In this class we will be analyzing various expressions of the human condition through language, art, and music. To assist us and make our work personally valuable, you will be gathering text, images, and sound files for the class to analyze in subsequent labs.

Uploading copyrighted materials is fine for this assignment, as they will only be distributed to students in the course and used for strictly educational purposes. Be sure not to further redistribute any of these materials.

That said, public domain materials are often easier to obtain. Some links to repositories of freely available materials are provided below.


Find a small poem written in English that holds meaning for you. You might find Public Domain Poetry useful for this purpose.

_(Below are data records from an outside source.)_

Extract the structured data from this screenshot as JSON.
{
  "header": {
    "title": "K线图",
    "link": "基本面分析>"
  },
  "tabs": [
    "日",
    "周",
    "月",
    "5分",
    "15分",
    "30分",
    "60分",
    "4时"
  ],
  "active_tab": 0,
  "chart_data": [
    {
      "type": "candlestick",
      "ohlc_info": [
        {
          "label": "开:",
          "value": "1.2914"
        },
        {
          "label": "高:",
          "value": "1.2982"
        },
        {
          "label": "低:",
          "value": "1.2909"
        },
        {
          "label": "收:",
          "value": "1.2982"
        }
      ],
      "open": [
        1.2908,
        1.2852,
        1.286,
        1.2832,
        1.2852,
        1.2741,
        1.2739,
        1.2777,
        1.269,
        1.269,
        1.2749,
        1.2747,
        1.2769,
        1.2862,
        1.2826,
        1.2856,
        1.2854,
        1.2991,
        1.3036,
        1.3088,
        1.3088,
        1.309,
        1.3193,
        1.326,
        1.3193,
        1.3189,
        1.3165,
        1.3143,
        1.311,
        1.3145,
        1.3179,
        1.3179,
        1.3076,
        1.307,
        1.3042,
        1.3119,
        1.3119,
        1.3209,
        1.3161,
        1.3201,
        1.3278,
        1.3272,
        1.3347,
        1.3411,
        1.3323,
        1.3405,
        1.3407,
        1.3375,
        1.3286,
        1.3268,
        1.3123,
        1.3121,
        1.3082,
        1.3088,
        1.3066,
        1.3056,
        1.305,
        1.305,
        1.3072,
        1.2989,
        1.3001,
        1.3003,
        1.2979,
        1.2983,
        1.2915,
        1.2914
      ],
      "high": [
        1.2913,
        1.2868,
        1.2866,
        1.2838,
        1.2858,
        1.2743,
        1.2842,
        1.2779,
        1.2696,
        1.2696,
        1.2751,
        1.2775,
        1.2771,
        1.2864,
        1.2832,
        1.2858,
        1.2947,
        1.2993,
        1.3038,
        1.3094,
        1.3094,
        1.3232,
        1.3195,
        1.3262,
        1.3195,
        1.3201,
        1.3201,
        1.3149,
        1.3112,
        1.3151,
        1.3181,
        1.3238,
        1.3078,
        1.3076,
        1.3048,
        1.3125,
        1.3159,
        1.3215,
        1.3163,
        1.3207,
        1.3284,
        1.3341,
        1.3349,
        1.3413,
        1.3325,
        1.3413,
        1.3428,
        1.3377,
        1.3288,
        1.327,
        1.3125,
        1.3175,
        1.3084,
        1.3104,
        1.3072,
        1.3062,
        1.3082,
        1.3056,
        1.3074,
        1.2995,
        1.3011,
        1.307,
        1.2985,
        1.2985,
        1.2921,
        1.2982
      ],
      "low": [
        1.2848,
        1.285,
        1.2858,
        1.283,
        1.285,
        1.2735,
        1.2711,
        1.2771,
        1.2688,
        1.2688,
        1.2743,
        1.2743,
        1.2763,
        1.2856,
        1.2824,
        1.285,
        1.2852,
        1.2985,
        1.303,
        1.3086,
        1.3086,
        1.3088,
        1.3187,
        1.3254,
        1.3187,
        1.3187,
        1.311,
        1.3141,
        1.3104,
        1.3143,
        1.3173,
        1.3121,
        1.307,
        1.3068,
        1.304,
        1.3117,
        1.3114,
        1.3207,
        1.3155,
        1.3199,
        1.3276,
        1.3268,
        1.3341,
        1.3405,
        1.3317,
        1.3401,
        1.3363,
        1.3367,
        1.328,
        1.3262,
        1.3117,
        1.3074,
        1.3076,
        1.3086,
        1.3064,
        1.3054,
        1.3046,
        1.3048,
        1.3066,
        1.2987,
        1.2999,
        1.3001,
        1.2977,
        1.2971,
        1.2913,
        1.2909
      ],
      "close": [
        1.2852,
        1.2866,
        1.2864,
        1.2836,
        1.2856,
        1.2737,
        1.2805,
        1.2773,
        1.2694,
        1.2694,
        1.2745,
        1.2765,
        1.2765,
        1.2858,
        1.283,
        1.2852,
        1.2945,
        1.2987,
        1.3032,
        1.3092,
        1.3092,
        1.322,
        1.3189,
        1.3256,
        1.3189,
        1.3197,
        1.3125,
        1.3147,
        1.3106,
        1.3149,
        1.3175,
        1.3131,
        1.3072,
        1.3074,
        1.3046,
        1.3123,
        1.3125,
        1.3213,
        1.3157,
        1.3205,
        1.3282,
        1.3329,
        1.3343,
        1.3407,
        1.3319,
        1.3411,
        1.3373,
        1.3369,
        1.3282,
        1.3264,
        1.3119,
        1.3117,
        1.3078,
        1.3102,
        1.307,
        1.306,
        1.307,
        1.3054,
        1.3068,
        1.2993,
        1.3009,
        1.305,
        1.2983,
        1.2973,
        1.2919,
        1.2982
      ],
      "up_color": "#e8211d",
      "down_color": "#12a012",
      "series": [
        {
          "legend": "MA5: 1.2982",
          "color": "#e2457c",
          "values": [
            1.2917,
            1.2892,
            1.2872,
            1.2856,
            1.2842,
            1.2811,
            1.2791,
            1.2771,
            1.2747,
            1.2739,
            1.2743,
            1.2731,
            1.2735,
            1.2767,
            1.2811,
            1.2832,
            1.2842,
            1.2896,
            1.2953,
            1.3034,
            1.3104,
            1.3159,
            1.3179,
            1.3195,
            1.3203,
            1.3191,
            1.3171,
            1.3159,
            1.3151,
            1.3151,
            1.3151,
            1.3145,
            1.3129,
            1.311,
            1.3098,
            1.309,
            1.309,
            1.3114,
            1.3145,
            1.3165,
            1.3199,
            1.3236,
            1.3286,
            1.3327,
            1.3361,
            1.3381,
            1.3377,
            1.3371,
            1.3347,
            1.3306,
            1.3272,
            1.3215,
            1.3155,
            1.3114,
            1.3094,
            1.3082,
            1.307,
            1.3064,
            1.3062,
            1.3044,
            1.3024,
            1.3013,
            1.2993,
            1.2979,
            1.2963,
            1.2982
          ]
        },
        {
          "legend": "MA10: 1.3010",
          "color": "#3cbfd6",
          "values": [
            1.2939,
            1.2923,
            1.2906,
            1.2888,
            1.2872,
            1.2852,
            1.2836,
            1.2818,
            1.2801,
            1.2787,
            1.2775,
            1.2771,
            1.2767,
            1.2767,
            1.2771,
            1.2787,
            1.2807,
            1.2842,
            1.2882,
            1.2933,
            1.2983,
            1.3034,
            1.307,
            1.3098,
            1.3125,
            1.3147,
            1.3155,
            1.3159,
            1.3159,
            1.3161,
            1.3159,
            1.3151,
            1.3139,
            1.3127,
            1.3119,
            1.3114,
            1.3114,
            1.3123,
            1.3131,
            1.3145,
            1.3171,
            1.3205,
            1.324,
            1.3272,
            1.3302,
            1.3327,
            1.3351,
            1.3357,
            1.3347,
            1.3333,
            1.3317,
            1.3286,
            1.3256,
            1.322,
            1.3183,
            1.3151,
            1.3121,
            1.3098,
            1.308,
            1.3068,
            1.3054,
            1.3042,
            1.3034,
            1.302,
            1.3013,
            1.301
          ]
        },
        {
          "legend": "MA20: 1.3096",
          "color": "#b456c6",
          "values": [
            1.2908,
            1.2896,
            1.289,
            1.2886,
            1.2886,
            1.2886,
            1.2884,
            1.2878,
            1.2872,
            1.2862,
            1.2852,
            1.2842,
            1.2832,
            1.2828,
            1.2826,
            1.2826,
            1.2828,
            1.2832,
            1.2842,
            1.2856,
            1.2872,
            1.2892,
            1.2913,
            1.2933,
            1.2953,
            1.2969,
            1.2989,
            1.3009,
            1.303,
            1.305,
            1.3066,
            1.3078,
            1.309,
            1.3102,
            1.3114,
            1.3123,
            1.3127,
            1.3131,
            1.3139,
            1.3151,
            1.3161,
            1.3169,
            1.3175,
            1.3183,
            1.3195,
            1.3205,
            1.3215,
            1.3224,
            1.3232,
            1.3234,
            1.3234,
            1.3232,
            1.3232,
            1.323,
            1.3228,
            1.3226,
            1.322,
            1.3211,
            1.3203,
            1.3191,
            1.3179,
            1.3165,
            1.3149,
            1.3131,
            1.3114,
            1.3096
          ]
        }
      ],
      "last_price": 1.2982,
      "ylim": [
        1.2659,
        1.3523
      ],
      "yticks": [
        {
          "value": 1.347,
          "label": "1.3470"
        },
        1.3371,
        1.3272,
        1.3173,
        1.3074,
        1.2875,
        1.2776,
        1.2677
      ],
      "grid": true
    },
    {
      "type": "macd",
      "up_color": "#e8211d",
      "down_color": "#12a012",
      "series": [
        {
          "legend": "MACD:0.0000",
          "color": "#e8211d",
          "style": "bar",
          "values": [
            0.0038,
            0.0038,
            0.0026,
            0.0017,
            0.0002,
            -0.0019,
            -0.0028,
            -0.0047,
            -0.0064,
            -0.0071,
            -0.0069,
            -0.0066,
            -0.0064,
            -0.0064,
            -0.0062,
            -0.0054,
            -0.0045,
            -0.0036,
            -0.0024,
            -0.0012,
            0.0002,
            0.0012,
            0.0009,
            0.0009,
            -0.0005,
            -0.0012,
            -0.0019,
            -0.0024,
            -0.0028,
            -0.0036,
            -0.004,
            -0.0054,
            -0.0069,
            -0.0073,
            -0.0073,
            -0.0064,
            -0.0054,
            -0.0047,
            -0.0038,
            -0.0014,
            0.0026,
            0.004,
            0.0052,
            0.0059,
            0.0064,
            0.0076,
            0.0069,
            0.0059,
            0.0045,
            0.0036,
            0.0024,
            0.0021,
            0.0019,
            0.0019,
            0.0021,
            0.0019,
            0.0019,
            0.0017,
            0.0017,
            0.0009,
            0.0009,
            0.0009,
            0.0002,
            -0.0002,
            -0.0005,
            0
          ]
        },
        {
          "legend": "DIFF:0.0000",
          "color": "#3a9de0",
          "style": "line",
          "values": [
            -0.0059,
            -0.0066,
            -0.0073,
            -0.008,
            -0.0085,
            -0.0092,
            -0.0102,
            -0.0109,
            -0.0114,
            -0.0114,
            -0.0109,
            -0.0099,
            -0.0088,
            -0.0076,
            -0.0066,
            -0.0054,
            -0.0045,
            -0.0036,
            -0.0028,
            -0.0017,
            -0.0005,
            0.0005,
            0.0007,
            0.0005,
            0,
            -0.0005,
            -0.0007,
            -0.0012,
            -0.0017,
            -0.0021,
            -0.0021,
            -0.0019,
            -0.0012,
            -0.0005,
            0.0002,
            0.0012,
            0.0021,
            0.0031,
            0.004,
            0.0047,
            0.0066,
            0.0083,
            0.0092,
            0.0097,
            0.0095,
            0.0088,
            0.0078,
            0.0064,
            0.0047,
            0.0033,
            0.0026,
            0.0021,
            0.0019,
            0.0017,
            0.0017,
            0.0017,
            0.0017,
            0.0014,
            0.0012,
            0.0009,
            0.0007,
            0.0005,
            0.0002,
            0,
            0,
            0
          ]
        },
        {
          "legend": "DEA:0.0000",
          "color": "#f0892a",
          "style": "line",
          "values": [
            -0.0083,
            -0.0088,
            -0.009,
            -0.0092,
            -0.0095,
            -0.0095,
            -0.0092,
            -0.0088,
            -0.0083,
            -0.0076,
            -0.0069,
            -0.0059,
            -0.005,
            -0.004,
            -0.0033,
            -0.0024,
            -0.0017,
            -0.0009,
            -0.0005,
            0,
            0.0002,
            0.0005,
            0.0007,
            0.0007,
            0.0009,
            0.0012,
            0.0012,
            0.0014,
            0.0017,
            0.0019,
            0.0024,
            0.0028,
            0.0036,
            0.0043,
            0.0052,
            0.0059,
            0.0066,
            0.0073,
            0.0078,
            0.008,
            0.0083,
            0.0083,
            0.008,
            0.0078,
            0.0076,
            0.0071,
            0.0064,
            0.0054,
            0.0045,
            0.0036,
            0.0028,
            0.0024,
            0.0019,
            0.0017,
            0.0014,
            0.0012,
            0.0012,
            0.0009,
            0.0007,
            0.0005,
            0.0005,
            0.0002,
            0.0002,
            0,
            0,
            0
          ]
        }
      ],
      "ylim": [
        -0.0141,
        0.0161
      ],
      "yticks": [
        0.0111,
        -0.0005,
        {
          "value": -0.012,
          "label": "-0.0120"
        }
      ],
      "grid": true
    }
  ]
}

Save your poem as a plain text document with a short, meaningful file name. (with file extension .txt) Your file size for this poem should be no more than 20KB, and be saved using UTF-8 encoding.


To find statistical patterns in text data, we need a large amount of text.

Find a novel that has meaning to you, stored in an electronic format. You should either find the novel available without cost, or purchase the ebook (look for versions without DRM so we can access the raw data). I strongly recommend using Project Gutenberg to find a suitable book. It contains many classic novels in plain text format.

Save your book as a plain text document with a short, meaningful file name. (with file extension .txt) Your file size for this document should be no less than 150KB, and be saved using UTF-8 encoding.

If your book is in another file format, such as .epub, it must be converted to a plain text document. Calibre can assist with this conversion.


Find two images of paintings (as described below) that have meaning to you. Each image should be stored in either PNG or JPEG format. Each file must be at least 640x400 pixels in size.

The first image should be a painted portrait. The face should be fully visible, with two eyes, a nose, and a mouth visible in particular.

The second image should be a painted landscape.


Find two recordings of music (as described below) that have meaning to you. Each recording should be stored in the .mp3 file format. Both recordings should be between one and four minutes in length. An excerpt from a longer work is acceptable.

The first recording should be purely instrumental music with no singing. The second recording should include a vocal performance, sung in English. For the second recording, also submit the lyrics.

A good source for public-domain recordings of classical music is


For each of your selections, answer the following questions:

  • What makes this selection interesting to you?
  • What do you estimate is the reading level for this text? (only answer for Poem and Book)
  • Would you say this selection conveys an overall positive or negative sentiment?
  • Formulate a research question you hope to answer by analyzing this selection computationally.

Submit your answers to these reflection questions through the Creating a Corpus quiz in Teams.

What to Hand In

  • Answer the questions above in the Teams Assignment.
  • Upload your selections to the appropriate Kaggle data set.
    • For each item, use a filename describing it in a few words, ending with your last name. Separate the words with underscores. For example, I uploaded The Brothers Karamazov by Fyodor Dostoevesky. I used the filename karamazov_dostoevsky_ferrer.txt.